Examples of Web3 applications
Let’s explore additional examples of Web3 applications that showcase the potential of blockchain technology:
- Decentralized Finance (DeFi):
- DeFi platforms like Compound, Aave, and MakerDAO enable users to borrow, lend, and earn interest on their crypto assets without intermediaries.
- Uniswap and SushiSwap are decentralized exchanges (DEXs) that allow users to trade tokens directly from their wallets.
- Non-Fungible Tokens (NFTs):
- NFT marketplaces like Rarible, Foundation, and SuperRare facilitate the creation, buying, and selling of unique digital assets.
- Artists, musicians, and creators use NFTs to tokenize their work and gain ownership control.
- Decentralized Social Media:
- Mastodon and Peepeth offer alternatives to centralized social media platforms. Users have control over their data and interactions.
- Audius is a decentralized music streaming platform where artists receive a fair share of revenue.
- Decentralized Identity (DID):
- uPort and Civic provide self-sovereign identity solutions. Users manage their identity without relying on centralized authorities.

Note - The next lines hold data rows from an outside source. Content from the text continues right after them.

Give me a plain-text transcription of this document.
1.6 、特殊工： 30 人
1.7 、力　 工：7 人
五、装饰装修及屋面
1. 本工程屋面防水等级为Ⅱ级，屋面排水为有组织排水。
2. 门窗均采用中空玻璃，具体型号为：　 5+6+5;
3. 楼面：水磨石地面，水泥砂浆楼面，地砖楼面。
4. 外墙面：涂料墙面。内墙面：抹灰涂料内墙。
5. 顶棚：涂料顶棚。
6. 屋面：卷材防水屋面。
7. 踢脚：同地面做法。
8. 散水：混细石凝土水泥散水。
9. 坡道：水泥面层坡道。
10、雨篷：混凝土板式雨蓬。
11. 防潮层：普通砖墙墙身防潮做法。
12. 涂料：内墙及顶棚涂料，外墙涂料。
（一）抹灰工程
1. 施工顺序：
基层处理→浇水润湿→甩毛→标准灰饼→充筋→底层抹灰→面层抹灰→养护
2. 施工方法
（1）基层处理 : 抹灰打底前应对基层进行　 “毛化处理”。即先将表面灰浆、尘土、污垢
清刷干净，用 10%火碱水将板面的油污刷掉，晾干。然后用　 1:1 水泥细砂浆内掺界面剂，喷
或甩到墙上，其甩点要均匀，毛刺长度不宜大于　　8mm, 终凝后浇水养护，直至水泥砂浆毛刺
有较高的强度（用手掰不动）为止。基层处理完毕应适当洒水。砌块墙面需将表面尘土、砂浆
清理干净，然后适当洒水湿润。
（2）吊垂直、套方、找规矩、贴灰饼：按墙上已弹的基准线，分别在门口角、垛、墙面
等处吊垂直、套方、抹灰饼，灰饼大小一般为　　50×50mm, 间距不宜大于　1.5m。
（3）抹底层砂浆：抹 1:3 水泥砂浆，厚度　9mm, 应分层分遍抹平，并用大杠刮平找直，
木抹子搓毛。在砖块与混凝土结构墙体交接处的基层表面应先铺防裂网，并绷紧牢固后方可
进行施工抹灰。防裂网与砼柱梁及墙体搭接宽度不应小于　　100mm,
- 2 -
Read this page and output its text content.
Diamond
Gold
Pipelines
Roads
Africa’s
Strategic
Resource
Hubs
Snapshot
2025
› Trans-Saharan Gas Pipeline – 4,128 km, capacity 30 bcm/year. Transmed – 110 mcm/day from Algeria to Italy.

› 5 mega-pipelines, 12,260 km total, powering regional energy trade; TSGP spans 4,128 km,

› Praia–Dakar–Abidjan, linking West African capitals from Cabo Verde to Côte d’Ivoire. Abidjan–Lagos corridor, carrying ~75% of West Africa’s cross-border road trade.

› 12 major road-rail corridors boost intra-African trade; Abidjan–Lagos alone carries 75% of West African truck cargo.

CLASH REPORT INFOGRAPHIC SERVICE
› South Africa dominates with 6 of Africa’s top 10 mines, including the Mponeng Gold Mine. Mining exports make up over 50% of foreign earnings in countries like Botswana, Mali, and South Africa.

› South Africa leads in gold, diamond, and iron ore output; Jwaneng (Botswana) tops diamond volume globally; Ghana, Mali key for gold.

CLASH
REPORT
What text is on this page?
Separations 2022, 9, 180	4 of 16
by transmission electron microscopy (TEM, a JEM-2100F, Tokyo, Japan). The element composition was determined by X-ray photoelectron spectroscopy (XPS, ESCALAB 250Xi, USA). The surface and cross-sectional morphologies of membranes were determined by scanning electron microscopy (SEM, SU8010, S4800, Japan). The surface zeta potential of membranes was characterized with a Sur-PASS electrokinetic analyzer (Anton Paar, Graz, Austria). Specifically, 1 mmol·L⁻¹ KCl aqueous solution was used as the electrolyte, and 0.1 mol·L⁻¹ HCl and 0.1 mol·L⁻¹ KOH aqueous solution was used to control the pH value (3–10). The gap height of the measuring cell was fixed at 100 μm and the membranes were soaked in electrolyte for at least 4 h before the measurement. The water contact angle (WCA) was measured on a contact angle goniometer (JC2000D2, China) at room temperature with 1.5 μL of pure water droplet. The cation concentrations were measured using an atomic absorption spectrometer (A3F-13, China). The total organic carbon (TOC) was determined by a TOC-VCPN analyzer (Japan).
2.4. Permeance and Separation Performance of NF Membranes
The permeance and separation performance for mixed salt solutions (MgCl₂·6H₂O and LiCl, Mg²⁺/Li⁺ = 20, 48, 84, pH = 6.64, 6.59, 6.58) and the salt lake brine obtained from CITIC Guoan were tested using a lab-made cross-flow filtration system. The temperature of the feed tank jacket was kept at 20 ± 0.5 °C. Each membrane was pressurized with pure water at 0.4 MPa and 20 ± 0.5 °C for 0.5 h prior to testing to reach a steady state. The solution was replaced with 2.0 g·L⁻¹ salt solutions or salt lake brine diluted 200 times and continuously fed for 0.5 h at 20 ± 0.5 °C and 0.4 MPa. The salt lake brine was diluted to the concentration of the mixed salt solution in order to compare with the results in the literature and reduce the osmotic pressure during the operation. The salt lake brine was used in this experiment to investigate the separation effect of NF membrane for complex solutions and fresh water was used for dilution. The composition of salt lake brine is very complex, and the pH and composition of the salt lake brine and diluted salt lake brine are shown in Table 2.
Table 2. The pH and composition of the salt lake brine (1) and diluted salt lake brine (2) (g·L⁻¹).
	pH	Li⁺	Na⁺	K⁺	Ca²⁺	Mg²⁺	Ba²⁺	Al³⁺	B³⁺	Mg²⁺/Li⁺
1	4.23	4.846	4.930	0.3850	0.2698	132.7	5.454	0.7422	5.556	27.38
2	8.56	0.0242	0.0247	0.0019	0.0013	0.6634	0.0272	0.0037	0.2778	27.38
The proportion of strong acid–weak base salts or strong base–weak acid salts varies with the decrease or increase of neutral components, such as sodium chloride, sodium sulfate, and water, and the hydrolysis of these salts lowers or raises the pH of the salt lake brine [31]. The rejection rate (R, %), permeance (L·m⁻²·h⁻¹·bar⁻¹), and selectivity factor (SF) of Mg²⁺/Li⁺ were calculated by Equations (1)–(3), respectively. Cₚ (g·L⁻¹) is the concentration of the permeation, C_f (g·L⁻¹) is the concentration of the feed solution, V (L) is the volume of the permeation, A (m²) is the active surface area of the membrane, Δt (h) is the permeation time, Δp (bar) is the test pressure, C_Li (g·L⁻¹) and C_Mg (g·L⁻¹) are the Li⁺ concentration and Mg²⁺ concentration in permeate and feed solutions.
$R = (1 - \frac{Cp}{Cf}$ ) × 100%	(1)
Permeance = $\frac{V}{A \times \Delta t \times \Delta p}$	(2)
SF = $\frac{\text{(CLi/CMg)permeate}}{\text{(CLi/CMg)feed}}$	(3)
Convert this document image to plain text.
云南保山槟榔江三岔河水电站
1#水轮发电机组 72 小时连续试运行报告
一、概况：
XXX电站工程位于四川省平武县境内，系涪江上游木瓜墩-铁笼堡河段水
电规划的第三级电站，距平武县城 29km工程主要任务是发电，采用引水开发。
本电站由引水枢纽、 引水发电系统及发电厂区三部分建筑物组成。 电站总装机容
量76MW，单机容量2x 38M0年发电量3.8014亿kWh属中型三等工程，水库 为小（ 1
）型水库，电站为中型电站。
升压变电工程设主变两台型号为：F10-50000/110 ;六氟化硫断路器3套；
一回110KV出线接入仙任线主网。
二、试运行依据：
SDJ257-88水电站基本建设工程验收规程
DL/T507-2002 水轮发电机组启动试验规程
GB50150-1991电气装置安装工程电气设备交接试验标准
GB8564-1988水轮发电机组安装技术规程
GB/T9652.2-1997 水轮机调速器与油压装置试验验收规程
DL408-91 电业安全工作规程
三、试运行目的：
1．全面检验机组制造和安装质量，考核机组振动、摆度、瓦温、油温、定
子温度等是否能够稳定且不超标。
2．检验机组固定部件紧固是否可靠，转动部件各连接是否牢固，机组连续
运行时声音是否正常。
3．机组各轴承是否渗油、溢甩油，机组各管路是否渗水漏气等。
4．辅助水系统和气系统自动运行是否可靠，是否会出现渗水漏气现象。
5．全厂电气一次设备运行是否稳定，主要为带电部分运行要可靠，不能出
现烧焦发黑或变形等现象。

- DID systems enhance privacy and reduce identity theft risks.
- Supply Chain Management:
- VeChain and OriginTrail use blockchain to track and verify supply chain data. This ensures transparency, reduces fraud, and improves traceability.
- Gaming and Virtual Worlds:
- Decentraland and The Sandbox create virtual worlds where users own land, assets, and participate in a decentralized economy.
- In-game items as NFTs allow true ownership and interoperability across games.
While Web3 has its merits, it’s essential to recognize its limitations. Rather than fully replacing the Web2 model, Web3 may inadvertently reinforce existing Big Tech power structures. As we navigate this evolving landscape, critical thinking and discernment are crucial.